Es un hecho incuestionable que las sociedades no son inamovibles ni sus características permanentes; todas son evolutivas.
En nuestro pasado reciente, el franquismo, tras reprimir a monárquicos primero y a falangistas después llevó adelante su proyecto de desarrollo económico sin política y exento de conflictos sociales, esto es: la utopía pretendida por todas las ideologías, e imposible a medio plazo. Una sociedad donde se expande el consumo de masas no puede ser igual en valores que otra puramente mercantil o agraria, y mucho menos heroica y caballeresca.

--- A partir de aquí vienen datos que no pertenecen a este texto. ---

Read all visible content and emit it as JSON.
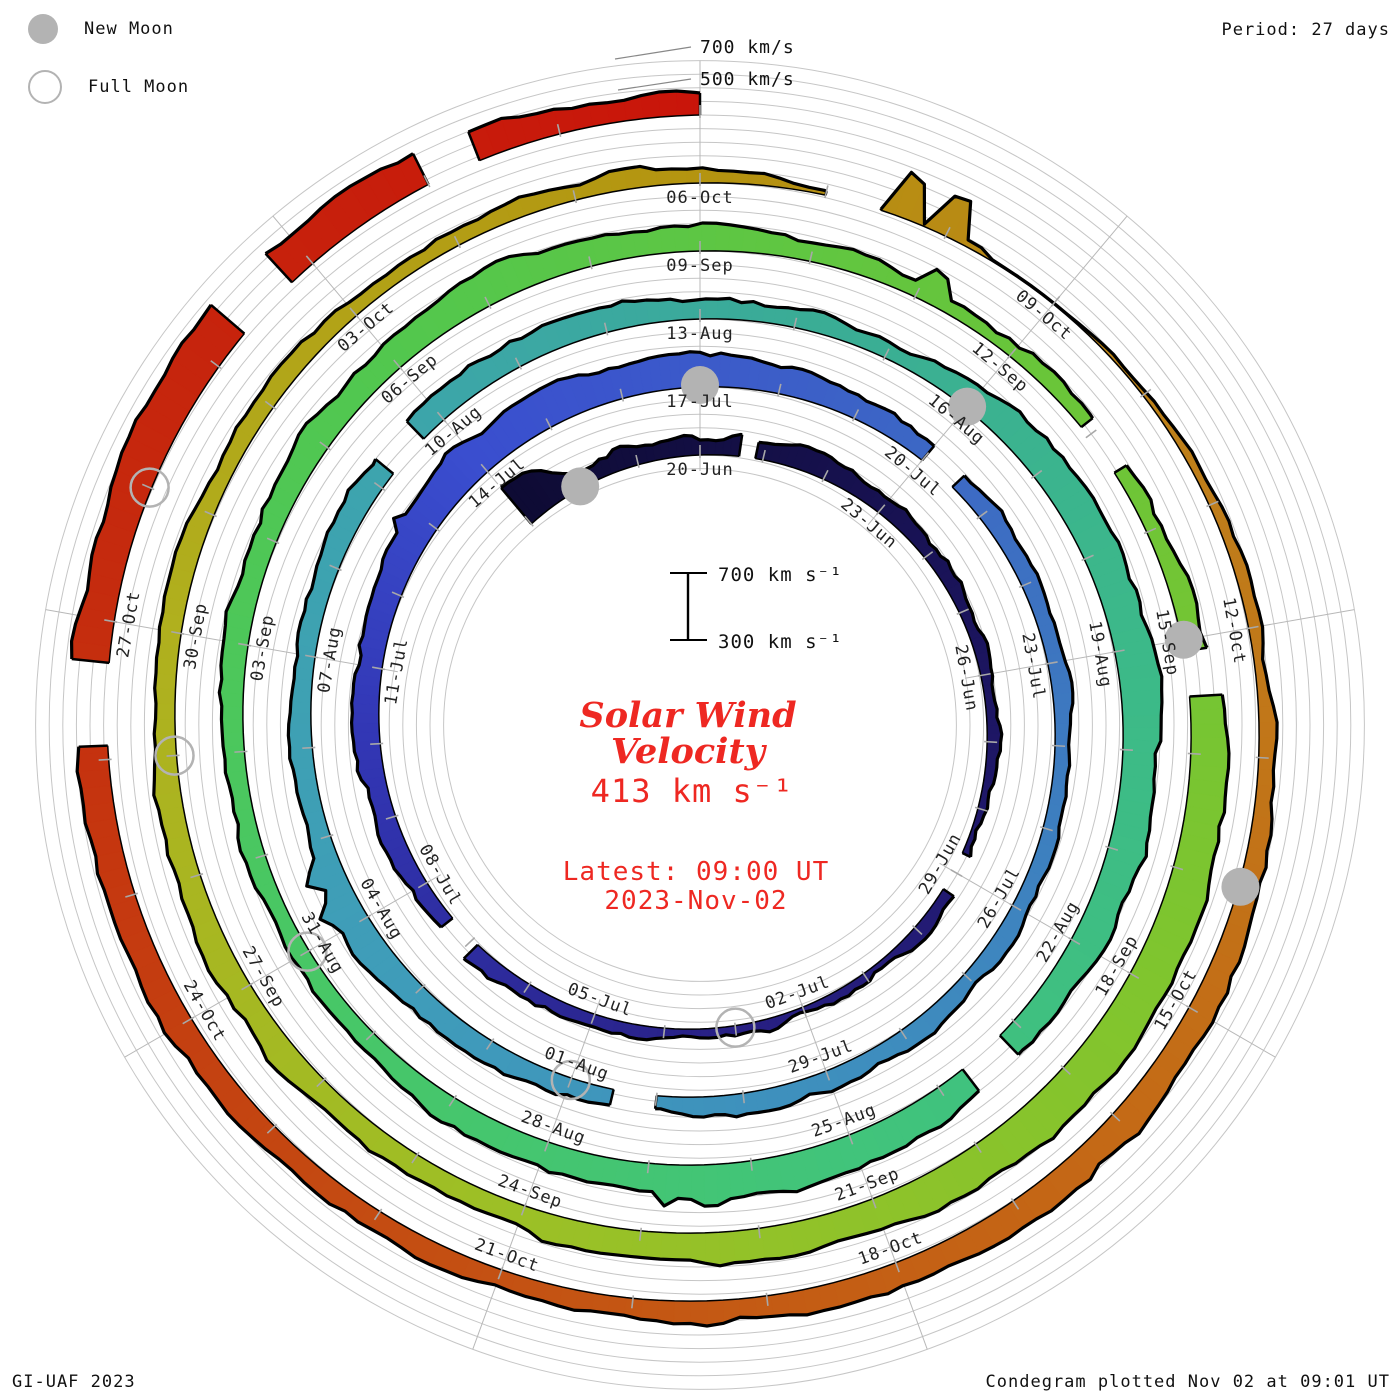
{
  "legend": {
    "new_moon": "New Moon",
    "full_moon": "Full Moon"
  },
  "header": {
    "period": "Period: 27 days"
  },
  "footer": {
    "left": "GI-UAF 2023",
    "right": "Condegram plotted Nov 02 at 09:01 UT"
  },
  "center": {
    "title_line1": "Solar Wind",
    "title_line2": "Velocity",
    "current_value": "413 km s⁻¹",
    "latest_line1": "Latest: 09:00 UT",
    "latest_line2": "2023-Nov-02"
  },
  "scale_bar": {
    "top": "700 km s⁻¹",
    "bottom": "300 km s⁻¹"
  },
  "outer_scale": {
    "top_label": "700 km/s",
    "bottom_label": "500 km/s"
  },
  "chart_data": {
    "type": "area",
    "variant": "spiral-condegram",
    "title": "Solar Wind Velocity",
    "units": "km/s",
    "period_days": 27,
    "start_date": "2023-Jun-17",
    "end_date": "2023-Nov-02",
    "latest_value_kms": 413,
    "latest_time": "09:00 UT 2023-Nov-02",
    "radial_scale_kms": [
      300,
      700
    ],
    "grid": {
      "circle_spacing_kms": 100,
      "ray_spacing_days": 3
    },
    "rays": [
      {
        "bearing_deg": 0,
        "labels": [
          "20-Jun",
          "17-Jul",
          "13-Aug",
          "09-Sep",
          "06-Oct"
        ]
      },
      {
        "bearing_deg": 40,
        "labels": [
          "23-Jun",
          "20-Jul",
          "16-Aug",
          "12-Sep",
          "09-Oct"
        ]
      },
      {
        "bearing_deg": 80,
        "labels": [
          "26-Jun",
          "23-Jul",
          "19-Aug",
          "15-Sep",
          "12-Oct"
        ]
      },
      {
        "bearing_deg": 120,
        "labels": [
          "29-Jun",
          "26-Jul",
          "22-Aug",
          "18-Sep",
          "15-Oct"
        ]
      },
      {
        "bearing_deg": 160,
        "labels": [
          "02-Jul",
          "29-Jul",
          "25-Aug",
          "21-Sep",
          "18-Oct"
        ]
      },
      {
        "bearing_deg": 200,
        "labels": [
          "05-Jul",
          "01-Aug",
          "28-Aug",
          "24-Sep",
          "21-Oct"
        ]
      },
      {
        "bearing_deg": 240,
        "labels": [
          "08-Jul",
          "04-Aug",
          "31-Aug",
          "27-Sep",
          "24-Oct"
        ]
      },
      {
        "bearing_deg": 280,
        "labels": [
          "11-Jul",
          "07-Aug",
          "03-Sep",
          "30-Sep",
          "27-Oct"
        ]
      },
      {
        "bearing_deg": 320,
        "labels": [
          "14-Jul",
          "10-Aug",
          "06-Sep",
          "03-Oct"
        ]
      }
    ],
    "moons": {
      "new": [
        {
          "date": "2023-Jun-18",
          "t": -2
        },
        {
          "date": "2023-Jul-17",
          "t": 27
        },
        {
          "date": "2023-Aug-16",
          "t": 57
        },
        {
          "date": "2023-Sep-15",
          "t": 87
        },
        {
          "date": "2023-Oct-14",
          "t": 116
        }
      ],
      "full": [
        {
          "date": "2023-Jul-03",
          "t": 13
        },
        {
          "date": "2023-Aug-01",
          "t": 42
        },
        {
          "date": "2023-Aug-31",
          "t": 72
        },
        {
          "date": "2023-Sep-29",
          "t": 101
        },
        {
          "date": "2023-Oct-28",
          "t": 130
        }
      ]
    },
    "data_gaps_days": [
      [
        0.62,
        0.88
      ],
      [
        8.7,
        9.3
      ],
      [
        16.9,
        17.4
      ],
      [
        30.0,
        30.5
      ],
      [
        41.0,
        41.5
      ],
      [
        50.2,
        50.7
      ],
      [
        64.2,
        64.7
      ],
      [
        84.9,
        85.4
      ],
      [
        87.1,
        87.5
      ],
      [
        109.0,
        109.45
      ],
      [
        128.1,
        128.7
      ],
      [
        131.3,
        131.8
      ],
      [
        133.0,
        133.4
      ]
    ],
    "velocity_anchors": [
      [
        -3,
        640
      ],
      [
        -2.6,
        600
      ],
      [
        -2,
        440
      ],
      [
        0,
        430
      ],
      [
        2,
        460
      ],
      [
        4,
        420
      ],
      [
        6,
        400
      ],
      [
        8,
        370
      ],
      [
        9,
        350
      ],
      [
        10,
        380
      ],
      [
        12,
        360
      ],
      [
        13,
        350
      ],
      [
        14,
        380
      ],
      [
        16,
        420
      ],
      [
        17,
        400
      ],
      [
        18,
        440
      ],
      [
        20,
        470
      ],
      [
        22,
        520
      ],
      [
        23,
        560
      ],
      [
        24,
        580
      ],
      [
        25,
        560
      ],
      [
        26,
        540
      ],
      [
        27,
        560
      ],
      [
        28,
        520
      ],
      [
        29,
        480
      ],
      [
        30,
        440
      ],
      [
        31,
        420
      ],
      [
        32,
        440
      ],
      [
        34,
        430
      ],
      [
        36,
        420
      ],
      [
        38,
        440
      ],
      [
        40,
        430
      ],
      [
        41,
        410
      ],
      [
        42,
        420
      ],
      [
        43,
        450
      ],
      [
        44,
        480
      ],
      [
        45,
        520
      ],
      [
        46,
        480
      ],
      [
        47,
        440
      ],
      [
        48,
        460
      ],
      [
        50,
        480
      ],
      [
        52,
        500
      ],
      [
        54,
        470
      ],
      [
        56,
        440
      ],
      [
        57,
        480
      ],
      [
        58,
        540
      ],
      [
        59,
        580
      ],
      [
        60,
        600
      ],
      [
        61,
        580
      ],
      [
        62,
        560
      ],
      [
        63,
        520
      ],
      [
        64,
        480
      ],
      [
        65,
        520
      ],
      [
        66,
        540
      ],
      [
        67,
        560
      ],
      [
        68,
        520
      ],
      [
        70,
        480
      ],
      [
        71,
        440
      ],
      [
        72,
        420
      ],
      [
        74,
        450
      ],
      [
        76,
        500
      ],
      [
        78,
        520
      ],
      [
        79,
        540
      ],
      [
        80,
        520
      ],
      [
        81,
        480
      ],
      [
        82,
        460
      ],
      [
        83,
        440
      ],
      [
        84,
        400
      ],
      [
        85,
        380
      ],
      [
        86,
        420
      ],
      [
        87,
        480
      ],
      [
        88,
        560
      ],
      [
        89,
        600
      ],
      [
        90,
        620
      ],
      [
        91,
        600
      ],
      [
        92,
        560
      ],
      [
        93,
        540
      ],
      [
        94,
        520
      ],
      [
        95,
        500
      ],
      [
        96,
        480
      ],
      [
        97,
        460
      ],
      [
        98,
        480
      ],
      [
        99,
        500
      ],
      [
        100,
        480
      ],
      [
        101,
        460
      ],
      [
        102,
        440
      ],
      [
        103,
        450
      ],
      [
        104,
        440
      ],
      [
        105,
        430
      ],
      [
        106,
        440
      ],
      [
        107,
        420
      ],
      [
        108,
        430
      ],
      [
        109,
        330
      ],
      [
        110,
        320
      ],
      [
        111,
        320
      ],
      [
        112,
        330
      ],
      [
        113,
        340
      ],
      [
        114,
        380
      ],
      [
        115,
        400
      ],
      [
        116,
        460
      ],
      [
        117,
        500
      ],
      [
        118,
        520
      ],
      [
        119,
        500
      ],
      [
        120,
        480
      ],
      [
        121,
        460
      ],
      [
        122,
        440
      ],
      [
        123,
        430
      ],
      [
        124,
        440
      ],
      [
        125,
        460
      ],
      [
        126,
        480
      ],
      [
        127,
        500
      ],
      [
        128,
        520
      ],
      [
        129,
        560
      ],
      [
        130,
        600
      ],
      [
        131,
        620
      ],
      [
        132,
        600
      ],
      [
        133,
        540
      ],
      [
        134,
        490
      ],
      [
        135,
        450
      ]
    ],
    "spikes": [
      [
        -2.7,
        650
      ],
      [
        22.8,
        610
      ],
      [
        45.2,
        630
      ],
      [
        45.6,
        610
      ],
      [
        67.4,
        650
      ],
      [
        67.8,
        620
      ],
      [
        83.1,
        580
      ],
      [
        109.6,
        660
      ],
      [
        110.0,
        650
      ],
      [
        118.5,
        560
      ],
      [
        133.6,
        560
      ]
    ],
    "color_stops": [
      [
        -3,
        "#0e0b34"
      ],
      [
        6,
        "#1c1560"
      ],
      [
        13,
        "#282084"
      ],
      [
        20,
        "#3236b4"
      ],
      [
        24,
        "#3a4ecf"
      ],
      [
        28,
        "#3c5ec8"
      ],
      [
        33,
        "#3d76c0"
      ],
      [
        38,
        "#3e8cbe"
      ],
      [
        44,
        "#3f9cba"
      ],
      [
        50,
        "#3da4ae"
      ],
      [
        55,
        "#3aac96"
      ],
      [
        60,
        "#3cb989"
      ],
      [
        66,
        "#41c47b"
      ],
      [
        72,
        "#48c765"
      ],
      [
        78,
        "#52c74e"
      ],
      [
        84,
        "#68c53a"
      ],
      [
        90,
        "#80c52e"
      ],
      [
        96,
        "#9cc026"
      ],
      [
        102,
        "#b0b01e"
      ],
      [
        108,
        "#b49410"
      ],
      [
        113,
        "#bf7d1a"
      ],
      [
        118,
        "#c46a16"
      ],
      [
        124,
        "#c44c12"
      ],
      [
        129,
        "#c52c0e"
      ],
      [
        135,
        "#c9150a"
      ]
    ],
    "style_colors": {
      "grid": "#c6c6c6",
      "ray": "#b8b8b8",
      "tick": "#a8a8a8",
      "moon_gray": "#b3b3b3",
      "edge": "#000000",
      "label_text": "#222222",
      "annotation_red": "#ee2822"
    }
  }
}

Con la vorágine financiera de la era socialista del pelotazo, España parece acceder al limbo de los grandes de la economía europea y la sensación de la población es que todos vamos a poseer todo (las actitudes de “nuevos ricos”, el engreimiento sin base…). Una mentira que con la crisis se revelará trágica.
Ese tipo de sociedad no es una sociedad de valores, especialmente cuando estos son manipulados y arrinconados por la filosofía del porquero, o del capitalista puro y duro, el materialismo más vulgar y el hedonismo ramplón.
Mientras, ese vacío, esa ausencia, ha sido ocupada por lo “políticamente correcto”, progre y colaboracionista con el poder. Pero sobre todo irrumpe el nacionalismo como sustituto de todas las utopías totalitarias fallecidas y una nueva religión, la religión de la identidad construida a propósito, impoluta, radiante. La nueva fe inquisitorial, el nuevo método de compensación de complejos y frustraciones sociales, aliada con las fachadas democráticas, progres y “políticamente correctas”.
La falta de valores nos ha llevado a la carencia de cohesión social, y con los separatismos, al desapego por la unidad nacional, a la propia Nación, y a nuestra sociedad como elemento humano heredero de un vasto legado cultural, y arraigado en un territorio.
Cuando no hay valores reales, o tan sólo la apariencia de ellos, queda el campo libre a la generalización de la corrupción, la arbitrariedad, y el abuso, en completa impunidad. Justo lo contrario de una sociedad decente, con un Estado decente, que se afirmen en unas metas claras, un fin, un deseo de protección, progreso y ensanchamiento de la Nación y el Pueblo, en definitiva: patriotismo (que no nacionalismo, que es el voluntarismo narcisista de los que no son).
No hay más prescripción que la necesidad de potenciar una educación cívica de los valores en todos los ámbitos de la sociedad, enraizados en nuestro sustrato cultural e histórico, al amparo de las veleidades de las modas “buenistas” y “políticamente correctas” (subrepticiamente totalitarias) y la reformulación de los medios y medidas institucionales que son fundamentales en la configuración social; no es una cuestión economicista, sea progre o liberal.
El patriotismo, lo mismo que la honestidad personal, implica valores y creencias firmes. Sin ellos vence la apatía del “hombre sin atributos”, de la masa amorfa, indiferente (y con ellas la mentira y la ignorancia), que es una actitud psicológica adquirida por procesos y manipulaciones más o menos sutiles de adoctrinamiento que coloniza, con éxito, el separatismo nacionalista.